- John C. Ham, Charles Swenson, Ayse Imrohoroglu, and Heonjae Song
- May 2010
- Link to dp138110 (PDF)
Federal and state governments spend well over a billion dollars a year on programs that encourage employment development in disadvantaged labor markets through the use of subsidies and tax credits. In this paper we use an estimation approach that is valid under relatively weak assumptions to measure the impact of State Enterprise Zones (ENTZs), Federal Empowerment Zones (EMPZs), and Federal Enterprise Community (ENTC) programs on local labor markets. We find that all three programs have positive, statistically significant, impacts on local labor markets in terms of the unemployment rate, the poverty rate, the fraction with wage and salary income, and employment. Further, the effects of EMPZ and ENTC designation are considerably larger than the impact of ENTZ designation. We find that our estimates are robust to allowing for a regression to the mean effect. We also find that there are positive, but statistically insignificant, spillover effects to neighboring Census tracts of each of these programs.
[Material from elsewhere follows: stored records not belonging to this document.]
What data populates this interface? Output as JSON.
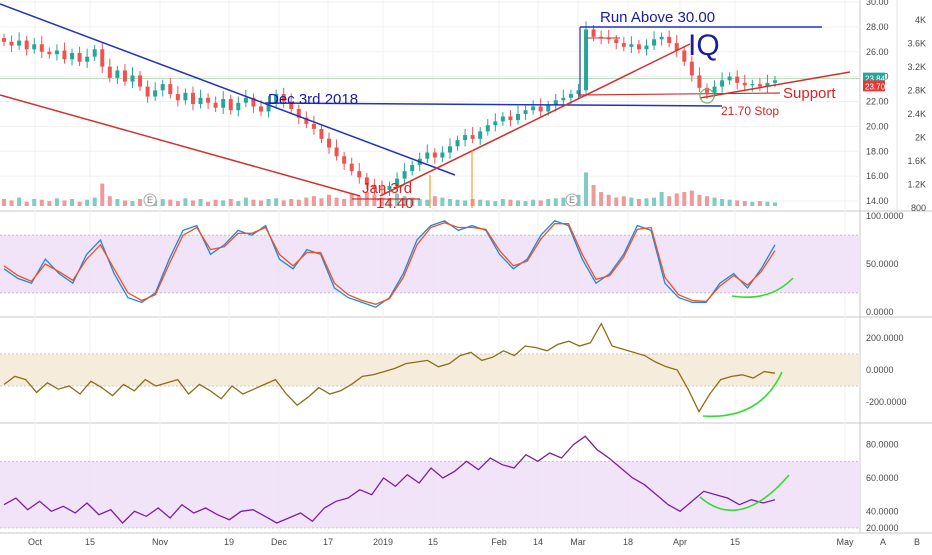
{
  "chart_data": [
    {
      "type": "candlestick",
      "symbol": "IQ",
      "price_axis": {
        "ylim": [
          13.6,
          30
        ],
        "ticks": [
          "30.00",
          "28.00",
          "26.00",
          "24.00",
          "22.00",
          "20.00",
          "18.00",
          "16.00",
          "14.00"
        ]
      },
      "volume_axis": {
        "ticks": [
          "4K",
          "3.6K",
          "3.2K",
          "2.8K",
          "2.4K",
          "2K",
          "1.6K",
          "1.2K",
          "800"
        ]
      },
      "price_badges": [
        {
          "label": "23.84",
          "color": "#26a69a"
        },
        {
          "label": "23.70",
          "color": "#e53935"
        }
      ],
      "annotations": [
        "Run Above 30.00",
        "Dec 3rd 2018",
        "Jan 3rd",
        "14.40",
        "Support",
        "21.70 Stop"
      ],
      "earnings_markers": [
        "E",
        "E"
      ],
      "closes": [
        26.8,
        26.5,
        26.9,
        26.2,
        26.6,
        26.0,
        25.8,
        26.1,
        25.4,
        25.9,
        25.2,
        25.6,
        26.2,
        24.8,
        23.9,
        24.5,
        23.6,
        24.1,
        23.2,
        22.4,
        22.9,
        23.4,
        22.6,
        22.1,
        22.7,
        21.8,
        22.3,
        21.9,
        21.5,
        22.2,
        21.3,
        21.9,
        22.3,
        21.6,
        21.2,
        21.8,
        22.6,
        22.0,
        21.4,
        20.7,
        20.2,
        19.8,
        19.0,
        18.3,
        17.6,
        17.0,
        16.4,
        15.9,
        15.3,
        15.0,
        14.9,
        15.2,
        15.8,
        16.4,
        16.9,
        17.4,
        17.9,
        17.5,
        17.9,
        18.4,
        18.9,
        19.3,
        19.0,
        19.6,
        20.1,
        20.4,
        20.8,
        20.5,
        21.0,
        21.3,
        21.6,
        21.2,
        21.7,
        22.1,
        22.3,
        22.6,
        22.9,
        27.8,
        27.2,
        27.1,
        27.0,
        26.7,
        26.4,
        26.6,
        26.2,
        26.5,
        27.0,
        27.2,
        26.7,
        26.1,
        25.2,
        24.1,
        23.1,
        22.7,
        23.2,
        23.7,
        24.0,
        23.5,
        23.3,
        23.4,
        23.2,
        23.5,
        23.7
      ],
      "closes_note": "approximate daily closes, Oct 2018 – mid Apr 2019",
      "x_ticks": [
        "Oct",
        "15",
        "Nov",
        "19",
        "Dec",
        "17",
        "2019",
        "15",
        "Feb",
        "14",
        "Mar",
        "18",
        "Apr",
        "15",
        "May"
      ],
      "grid": true
    },
    {
      "type": "line",
      "panel": "stochastic",
      "ylim": [
        0,
        100
      ],
      "ticks": [
        "100.0000",
        "50.0000",
        "0.0000"
      ],
      "band": [
        20,
        80
      ],
      "series": [
        {
          "color": "#1e88e5",
          "values": [
            45,
            35,
            30,
            55,
            40,
            30,
            60,
            75,
            40,
            15,
            10,
            20,
            55,
            85,
            90,
            60,
            70,
            85,
            80,
            90,
            55,
            45,
            65,
            60,
            25,
            15,
            10,
            5,
            15,
            40,
            75,
            90,
            95,
            85,
            90,
            85,
            60,
            45,
            55,
            80,
            95,
            90,
            55,
            30,
            40,
            60,
            90,
            85,
            30,
            15,
            10,
            10,
            30,
            40,
            25,
            45,
            70
          ]
        },
        {
          "color": "#f4511e",
          "values": [
            48,
            38,
            32,
            50,
            42,
            33,
            55,
            70,
            45,
            20,
            12,
            18,
            50,
            80,
            88,
            65,
            68,
            82,
            82,
            88,
            60,
            48,
            62,
            62,
            30,
            18,
            12,
            8,
            14,
            36,
            70,
            88,
            93,
            88,
            88,
            86,
            64,
            48,
            53,
            76,
            92,
            92,
            60,
            34,
            38,
            57,
            86,
            88,
            36,
            18,
            12,
            11,
            27,
            38,
            28,
            42,
            64
          ]
        }
      ]
    },
    {
      "type": "line",
      "panel": "oscillator",
      "ylim": [
        -300,
        300
      ],
      "ticks": [
        "200.0000",
        "0.0000",
        "-200.0000"
      ],
      "band": [
        -100,
        100
      ],
      "series": [
        {
          "color": "#8d6e16",
          "values": [
            -90,
            -40,
            -60,
            -140,
            -80,
            -120,
            -100,
            -150,
            -70,
            -110,
            -160,
            -90,
            -130,
            -60,
            -100,
            -80,
            -60,
            -150,
            -90,
            -130,
            -180,
            -100,
            -150,
            -120,
            -90,
            -60,
            -150,
            -220,
            -170,
            -110,
            -150,
            -130,
            -90,
            -40,
            -30,
            -10,
            10,
            40,
            50,
            60,
            20,
            40,
            90,
            110,
            60,
            80,
            120,
            90,
            150,
            140,
            120,
            160,
            180,
            150,
            170,
            290,
            150,
            130,
            110,
            90,
            50,
            20,
            0,
            -120,
            -260,
            -150,
            -60,
            -40,
            -30,
            -50,
            -10,
            -20
          ]
        }
      ]
    },
    {
      "type": "line",
      "panel": "rsi",
      "ylim": [
        30,
        90
      ],
      "ticks": [
        "80.0000",
        "60.0000",
        "40.0000",
        "20.0000"
      ],
      "band": [
        30,
        70
      ],
      "series": [
        {
          "color": "#7b1fa2",
          "values": [
            44,
            48,
            41,
            46,
            40,
            43,
            39,
            45,
            38,
            41,
            33,
            40,
            37,
            42,
            36,
            44,
            39,
            42,
            38,
            35,
            40,
            41,
            37,
            33,
            36,
            39,
            34,
            42,
            46,
            48,
            53,
            50,
            60,
            55,
            62,
            57,
            66,
            60,
            64,
            70,
            65,
            72,
            68,
            66,
            74,
            70,
            75,
            72,
            80,
            85,
            77,
            72,
            66,
            60,
            56,
            50,
            44,
            40,
            46,
            52,
            50,
            48,
            44,
            47,
            45,
            47
          ]
        }
      ]
    }
  ]
}
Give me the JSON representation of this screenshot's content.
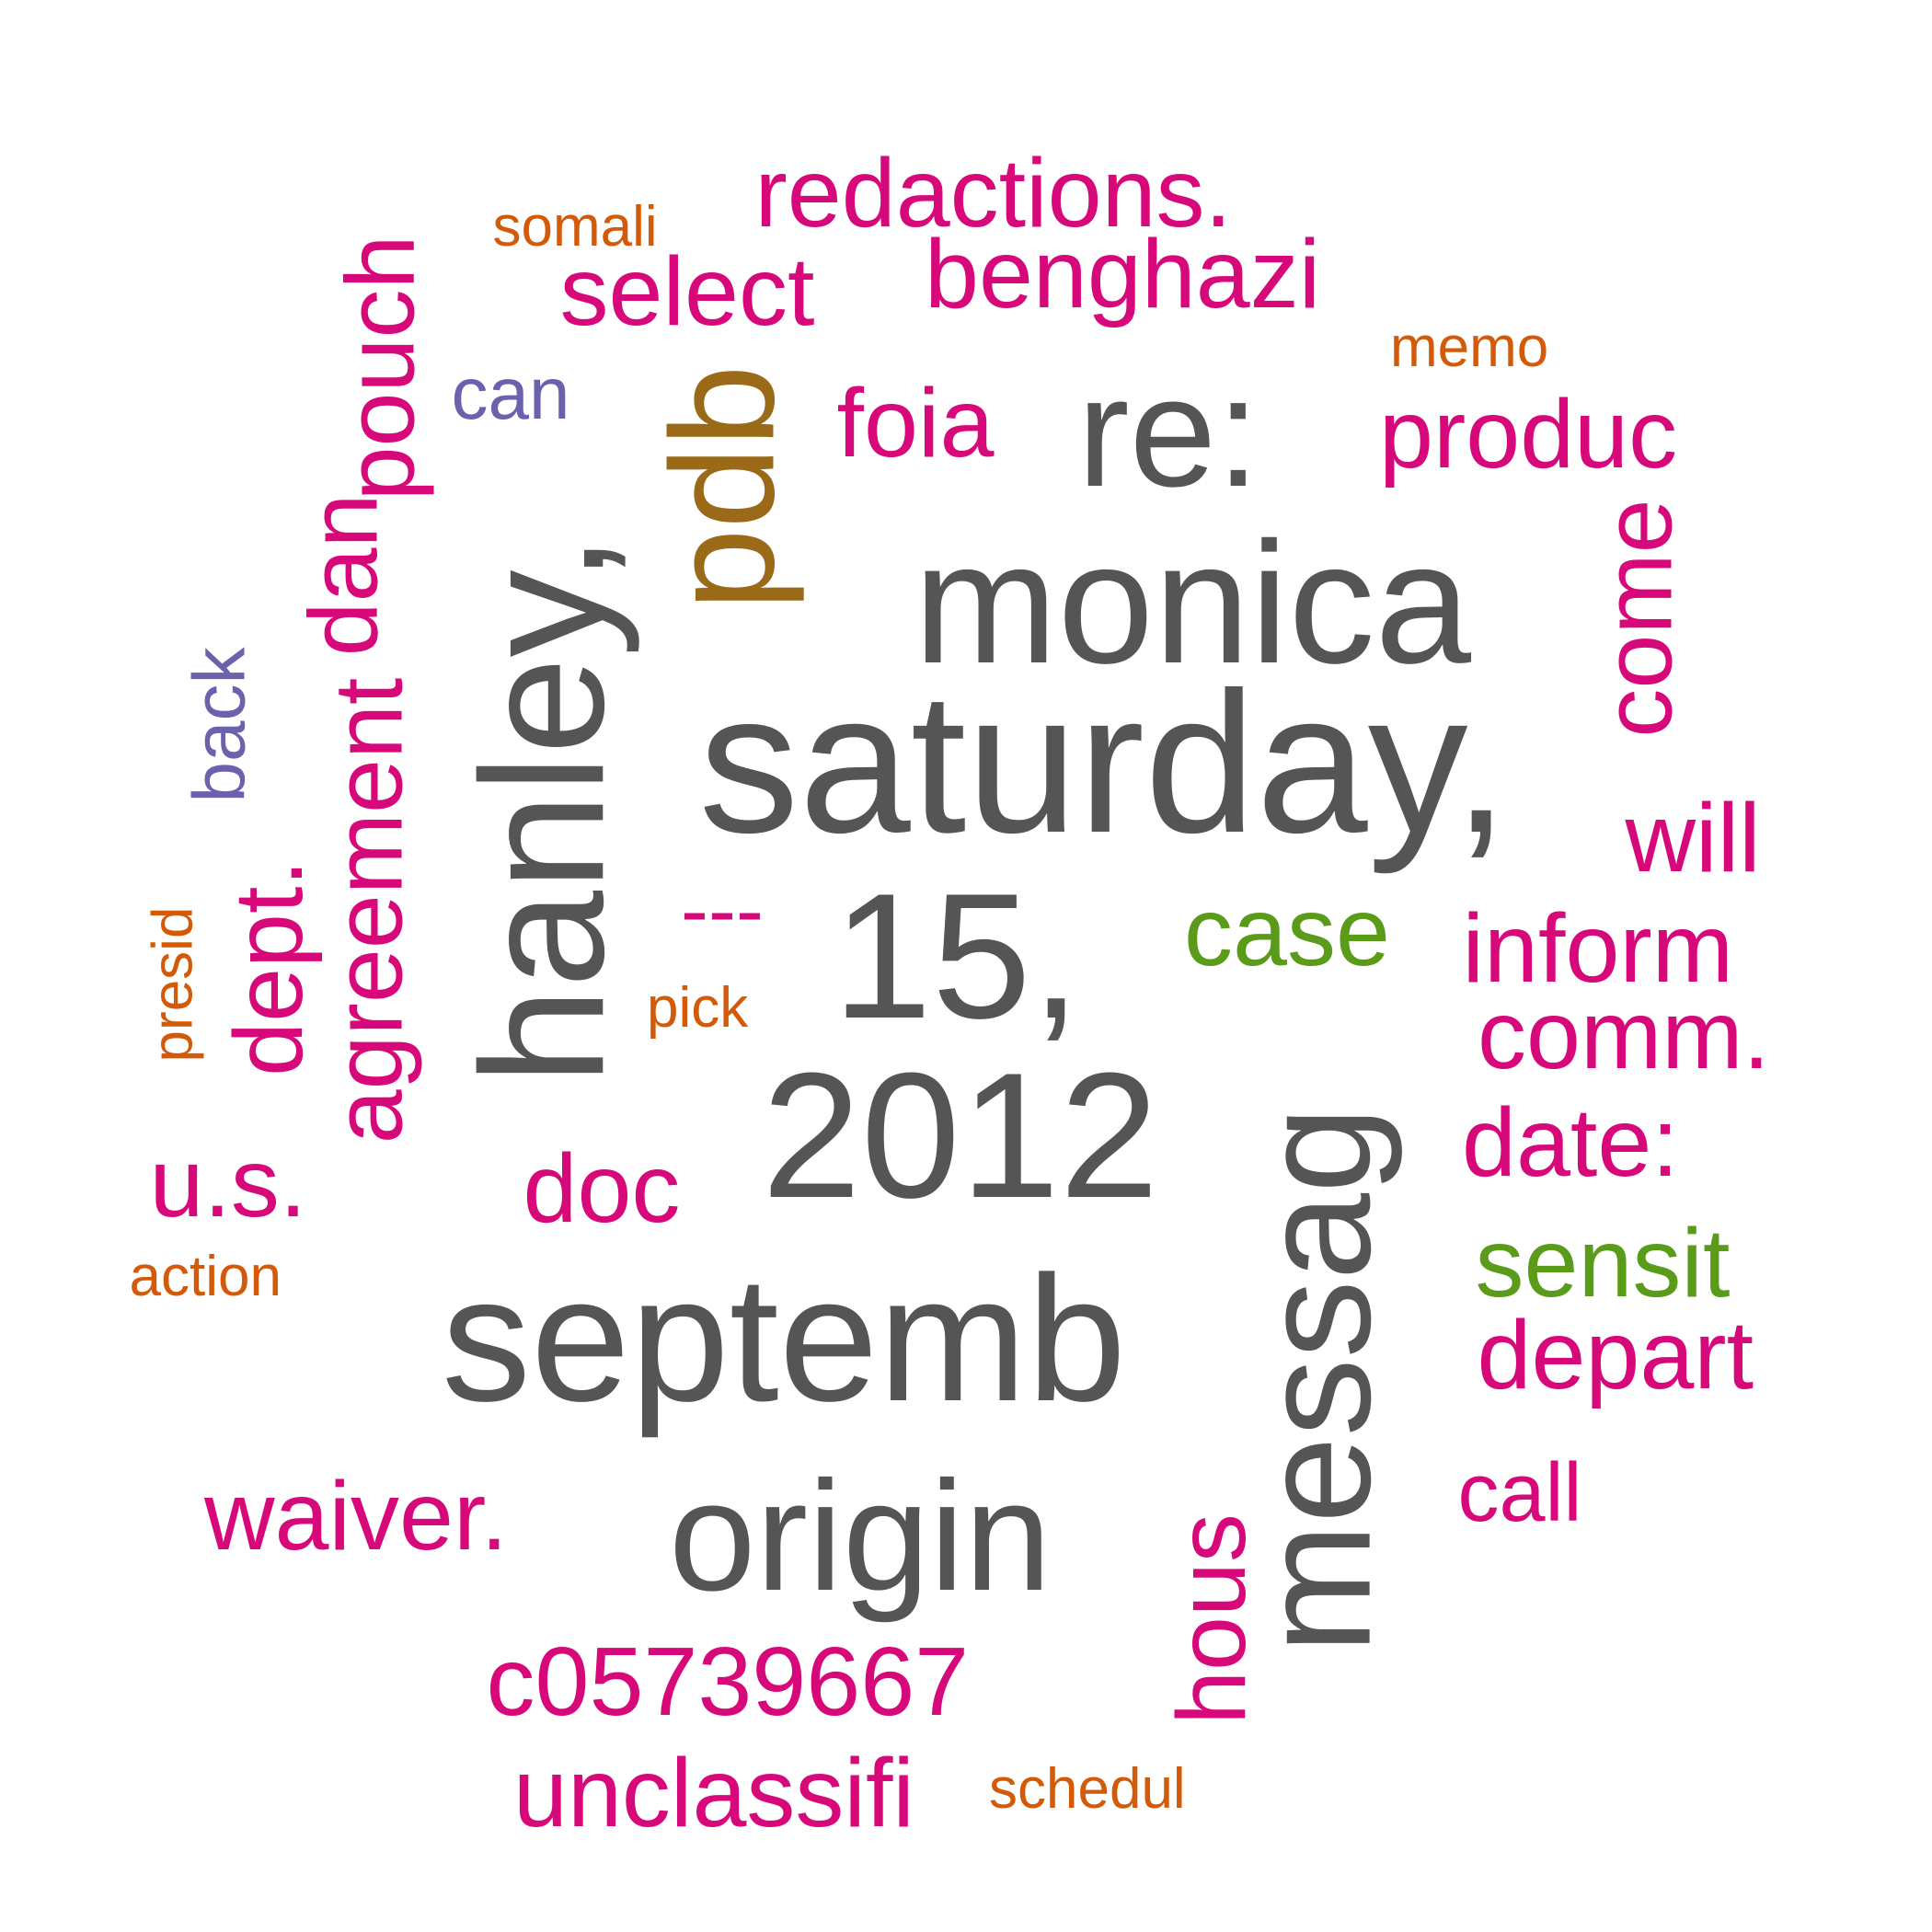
{
  "palette": {
    "gray": "#555555",
    "magenta": "#d6087a",
    "orange": "#d35a09",
    "green": "#5a9b1a",
    "brown": "#9a6a18",
    "purple": "#6a62ad"
  },
  "words": [
    {
      "text": "saturday,",
      "color": "gray",
      "weight": 10
    },
    {
      "text": "monica",
      "color": "gray",
      "weight": 9
    },
    {
      "text": "hanley,",
      "color": "gray",
      "weight": 9
    },
    {
      "text": "15,",
      "color": "gray",
      "weight": 9
    },
    {
      "text": "2012",
      "color": "gray",
      "weight": 9
    },
    {
      "text": "septemb",
      "color": "gray",
      "weight": 9
    },
    {
      "text": "origin",
      "color": "gray",
      "weight": 8
    },
    {
      "text": "re:",
      "color": "gray",
      "weight": 8
    },
    {
      "text": "messag",
      "color": "gray",
      "weight": 8
    },
    {
      "text": "pdb",
      "color": "brown",
      "weight": 7
    },
    {
      "text": "redactions.",
      "color": "magenta",
      "weight": 5
    },
    {
      "text": "benghazi",
      "color": "magenta",
      "weight": 5
    },
    {
      "text": "select",
      "color": "magenta",
      "weight": 5
    },
    {
      "text": "foia",
      "color": "magenta",
      "weight": 5
    },
    {
      "text": "produc",
      "color": "magenta",
      "weight": 5
    },
    {
      "text": "pouch",
      "color": "magenta",
      "weight": 5
    },
    {
      "text": "dan",
      "color": "magenta",
      "weight": 5
    },
    {
      "text": "agreement",
      "color": "magenta",
      "weight": 5
    },
    {
      "text": "dept.",
      "color": "magenta",
      "weight": 5
    },
    {
      "text": "u.s.",
      "color": "magenta",
      "weight": 5
    },
    {
      "text": "doc",
      "color": "magenta",
      "weight": 5
    },
    {
      "text": "waiver.",
      "color": "magenta",
      "weight": 5
    },
    {
      "text": "c05739667",
      "color": "magenta",
      "weight": 5
    },
    {
      "text": "unclassifi",
      "color": "magenta",
      "weight": 5
    },
    {
      "text": "hous",
      "color": "magenta",
      "weight": 5
    },
    {
      "text": "come",
      "color": "magenta",
      "weight": 5
    },
    {
      "text": "will",
      "color": "magenta",
      "weight": 5
    },
    {
      "text": "inform",
      "color": "magenta",
      "weight": 5
    },
    {
      "text": "comm.",
      "color": "magenta",
      "weight": 5
    },
    {
      "text": "date:",
      "color": "magenta",
      "weight": 5
    },
    {
      "text": "depart",
      "color": "magenta",
      "weight": 5
    },
    {
      "text": "call",
      "color": "magenta",
      "weight": 4
    },
    {
      "text": "---",
      "color": "magenta",
      "weight": 4
    },
    {
      "text": "case",
      "color": "green",
      "weight": 5
    },
    {
      "text": "sensit",
      "color": "green",
      "weight": 5
    },
    {
      "text": "can",
      "color": "purple",
      "weight": 3
    },
    {
      "text": "back",
      "color": "purple",
      "weight": 3
    },
    {
      "text": "somali",
      "color": "orange",
      "weight": 3
    },
    {
      "text": "memo",
      "color": "orange",
      "weight": 3
    },
    {
      "text": "presid",
      "color": "orange",
      "weight": 3
    },
    {
      "text": "pick",
      "color": "orange",
      "weight": 3
    },
    {
      "text": "action",
      "color": "orange",
      "weight": 3
    },
    {
      "text": "schedul",
      "color": "orange",
      "weight": 3
    }
  ]
}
Thus our positive estimates of these program impacts do not simply represent a transfer from the nearest non-treated Census tract to the treated Census tract. Our results are noteworthy for several reasons. First, our study is the first to jointly look at these three programs, thus allowing policy makers to compare the impacts of these programs. Second, our paper, along with a concurrent study by Neumark and Kolko (2008), is the first to carry out the estimation accounting for overlap between the programs. Third, our estimation strategy is valid under weaker assumptions than those made in many previous studies; we consider three comparison groups and let the data determine the appropriate group. Fourth, in spite of our conservative estimation strategy, by looking at national effects with disaggregated data, we show that ENTZ designation generally has a positive effect on the local labor market, while most previous research on ENTZs, much of which used more geographically aggregated data to look at state-specific effects, did not find any significant impacts. Fifth, we note that there is little or no previous work on ENTCs. Overall, our results strongly support the efficacy of these labor market interventions.